La storia è narrata attraverso il punto di vista alternato di Mary Anning ed Elizabeth Philpot. A Mary Anning va il merito di avere rinvenuto il primo Ittiosauro e il primo plesiosauro. È la prima donna cercatrice di fossili che fin da bambina è cresciuta sulla spiaggia di Lyme Regis a rovistare insieme al padre e al fratello nella sabbia e nella fanghiglia a caccia di “ninnoli”.

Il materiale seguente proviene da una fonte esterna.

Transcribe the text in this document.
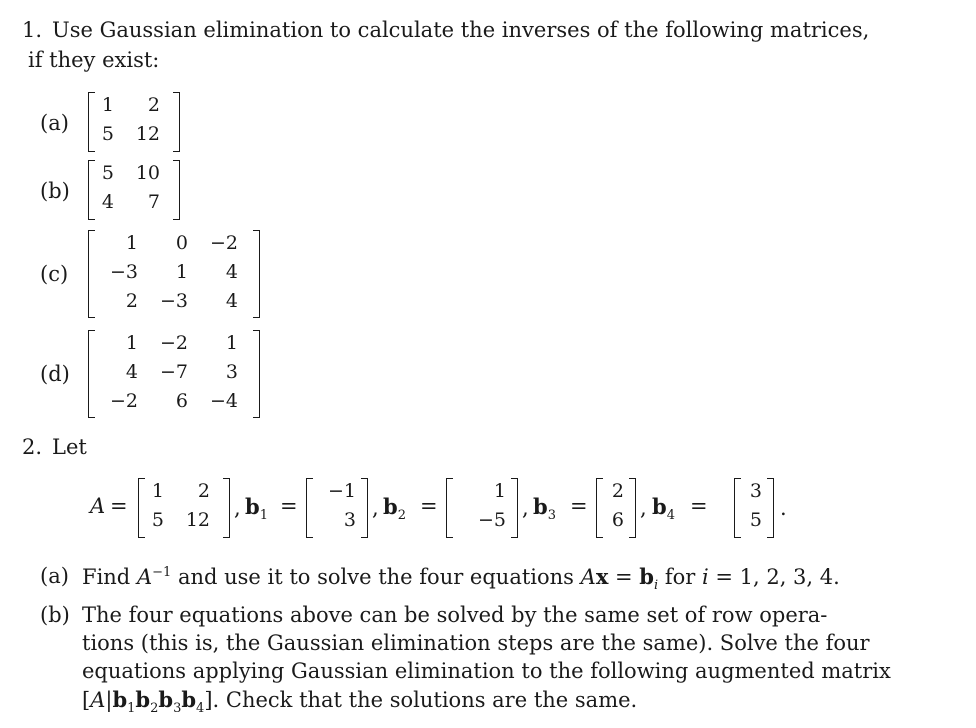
1. Use Gaussian elimination to calculate the inverses of the following matrices,
if they exist:
(a)
1	2
5	12
(b)
5	10
4	7
(c)
1	0	−2
−3	1	4
2	−3	4
(d)
1	−2	1
4	−7	3
−2	6	−4
2. Let
A =
1	2
5	12 , $b_1$ =
−1
3 , $b_2$ =
1
−5 , $b_3$ =
2
6 , $b_4$ =
3
5 .
(a) Find $A^{-1}$ and use it to solve the four equations $Ax = b_i$ for i = 1, 2, 3, 4.
(b) The four equations above can be solved by the same set of row opera-
tions (this is, the Gaussian elimination steps are the same). Solve the four
equations applying Gaussian elimination to the following augmented matrix
$[A|b_1b_2b_3b_4]$. Check that the solutions are the same.
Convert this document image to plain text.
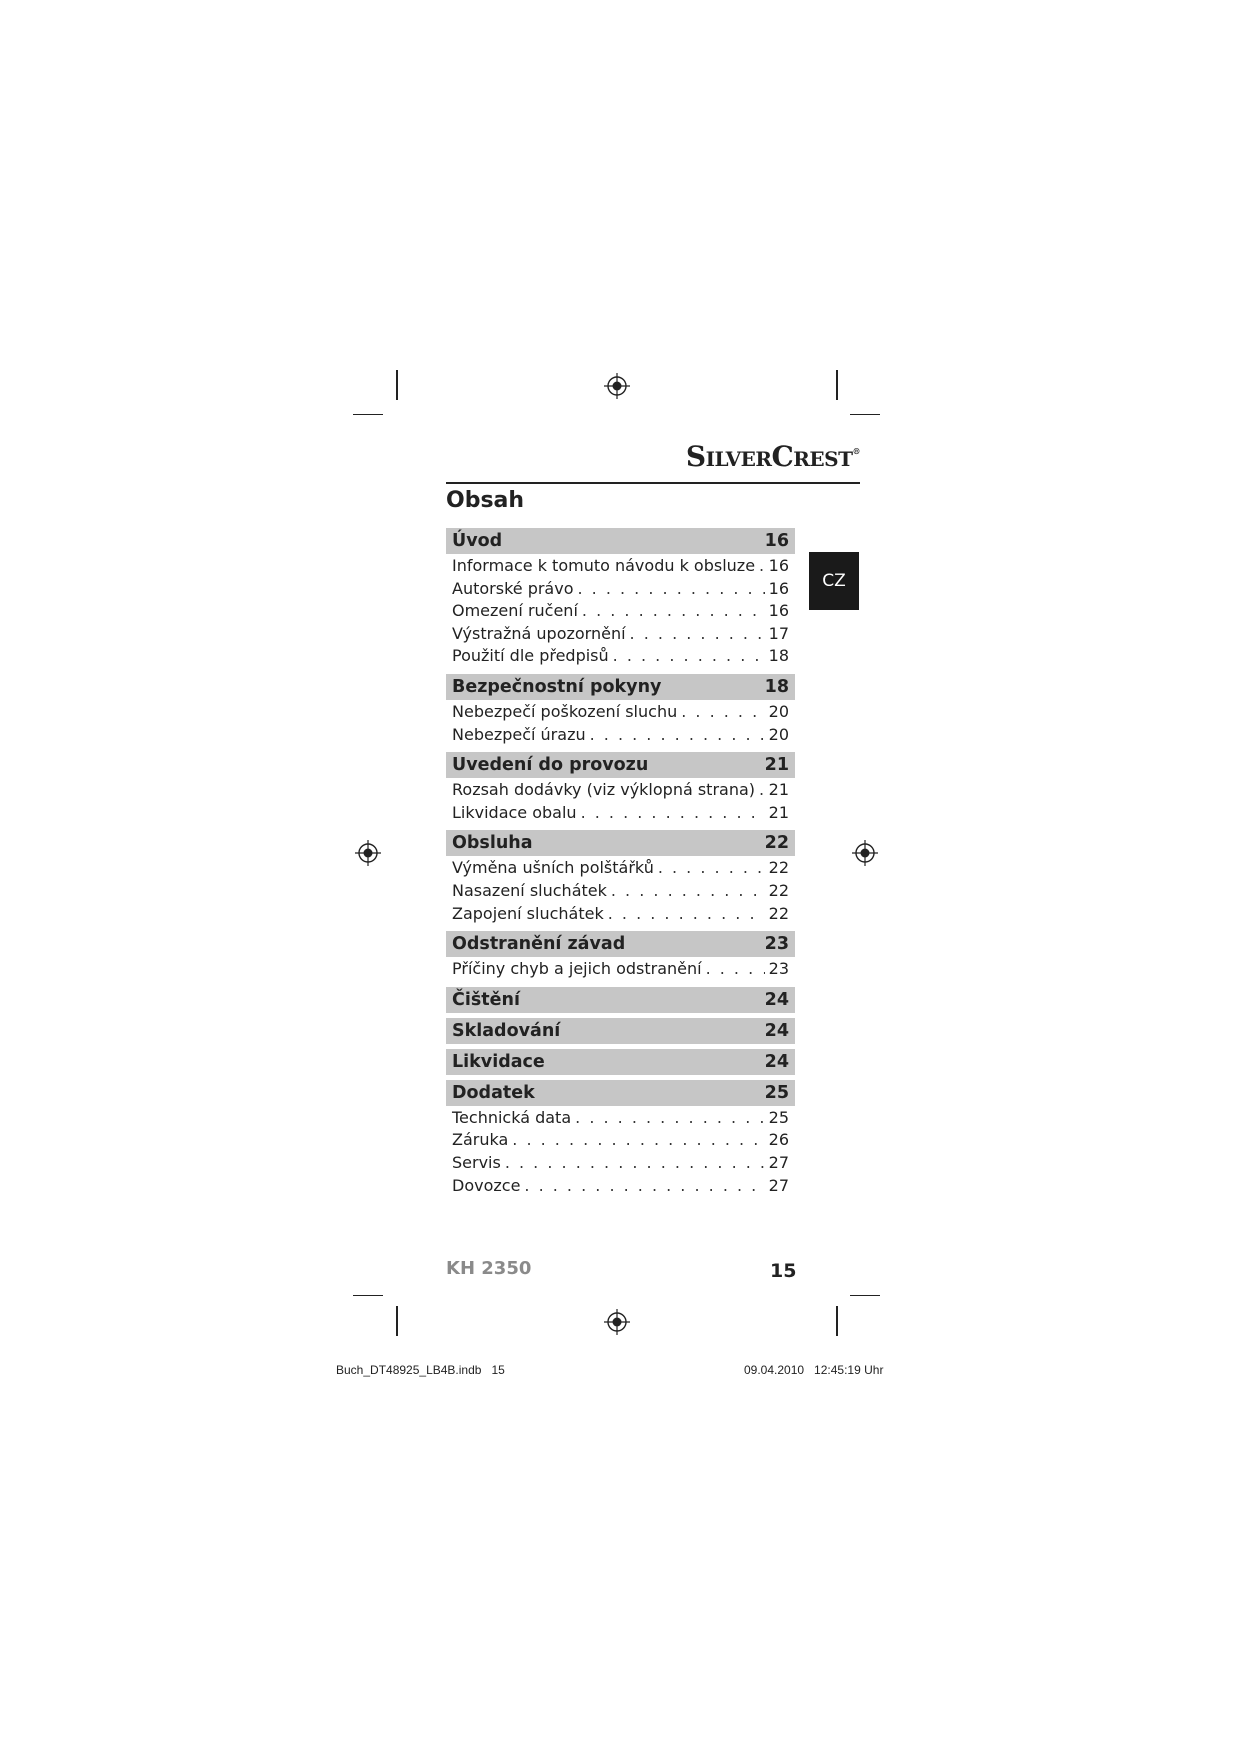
SilverCrest®
Obsah
CZ
Úvod	16
Informace k tomuto návodu k obsluze . . . 16
Autorské právo . . .	16
Omezení ručení . . .	16
Výstražná upozornění . . .	17
Použití dle předpisů . . .	18
Bezpečnostní pokyny	18
Nebezpečí poškození sluchu . . .	20
Nebezpečí úrazu . . .	20
Uvedení do provozu	21
Rozsah dodávky (viz výklopná strana) . . . 21
Likvidace obalu . . .	21
Obsluha	22
Výměna ušních polštářků . . .	22
Nasazení sluchátek . . .	22
Zapojení sluchátek . . .	22
Odstranění závad	23
Příčiny chyb a jejich odstranění . . .	23
Čištění	24
Skladování	24
Likvidace	24
Dodatek	25
Technická data . . .	25
Záruka . . .	26
Servis . . .	27
Dovozce . . .	27
KH 2350	15
Buch_DT48925_LB4B.indb   15	09.04.2010   12:45:19 Uhr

La sua strada si incontra con quella di Elizabeth Philpot , una zitella londinese che si è trasferita a Lyme con le altre sue sorelle, Margaret e Louise, anche loro bizzarre zitelle. Elizabeth è un’appassionata di Storia Naturale e ben presto con la guida di Mary Anning diventa anche lei una cercatrice appassionata soprattutto di pesci fossili.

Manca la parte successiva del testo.